Arsenal's attempt to get Theo Walcott to sign a new contract for less money than he wants has dragged on for months now with neither side relenting enough to make the other happy. So a day after resigning five of the club's young talents all at once, Arsene Wenger took a new approach by telling the press that Walcott owes him.
From the Independent:
"I believe what is important to keep the young players together is that at some stage I have stood up for them," Wenger said yesterday. "'I played you at 17, 18, 19 years of age and I know I took a gamble.' It is easier to take a player of 25 and put him in the team. You know what you are getting."
Wenger bought a 16-year-old Walcott from Southampton for a base transfer fee of £5 million in 2006 with add-ons for club and country appearances that could've brought it up to £9 million. And while he did stick with Walcott through numerous injuries and disappointing form over the years since, it's worth noting that even Wenger classifies all of this as "a gamble."
"If you put them in at 17 or 18, you have to stand up for them. You know you risk losing games while they are learning their job. Once you have produced them, you want to say, 'Okay, let's stay together and win together.'"
You want them to say that, sure, but banking on them doing exactly that has been a dangerous game for Wenger that has too often backfired in recent years. And if you risk losing games while they learn their job and risk losing them to another club with a bigger wage offer once they have, is it really best to be gambling on teenagers instead of those aforementioned more predictable (and expensive) players of 25?
Having invested in the future by picking Walcott for years, Wenger believes Arsenal are entitled to a return on that in the form of loyalty. "I am happy to pay Theo the money he deserves," Wenger said. "But I feel as well that I bought him at 17 years of age and spent a lot of money on him. I am a big supporter and I believe he is happy here. He has always looked to me like he is an Arsenal man."
Well, one would hope that the man signing players for Arsenal would think all the players he signs look like Arsenal men. This includes Andre Santos.
"Somewhere along the line they need to give back to the club what the club has given to them. After when a guy gets to 30, you can understand it is his last contract and if he feels he wants a change, I can understand that. This is a more sensitive age, but basically, it is a reward for our policy."
But does Walcott truly need to give back to the club what the club as been given to him? A gamble doesn't need to return the gambler's investment. That's what makes it a gamble. And what about the players who feel that their club doesn't give them what they have given the club? It would be lovely if everyone was loyal to everyone, but that isn't (and can't) be how football or any other competitive endeavor works.
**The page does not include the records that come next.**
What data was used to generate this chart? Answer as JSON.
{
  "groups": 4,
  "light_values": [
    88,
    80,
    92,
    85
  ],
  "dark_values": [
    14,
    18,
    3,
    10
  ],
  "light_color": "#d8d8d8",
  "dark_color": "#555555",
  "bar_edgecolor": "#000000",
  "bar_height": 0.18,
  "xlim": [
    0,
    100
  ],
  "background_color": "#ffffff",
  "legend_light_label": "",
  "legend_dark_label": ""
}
The belief that players should feel the desire to reward a club's policy beyond their contractual obligation is a romantic one, especially coming from a club that takes pride in operating like a real business with profits and a sensible budget while condemning other clubs that let human wants and whims take precedent over the bottom line. That's not to say that Wenger's feelings aren't understandable, but they shouldn't be a negotiating tactic either.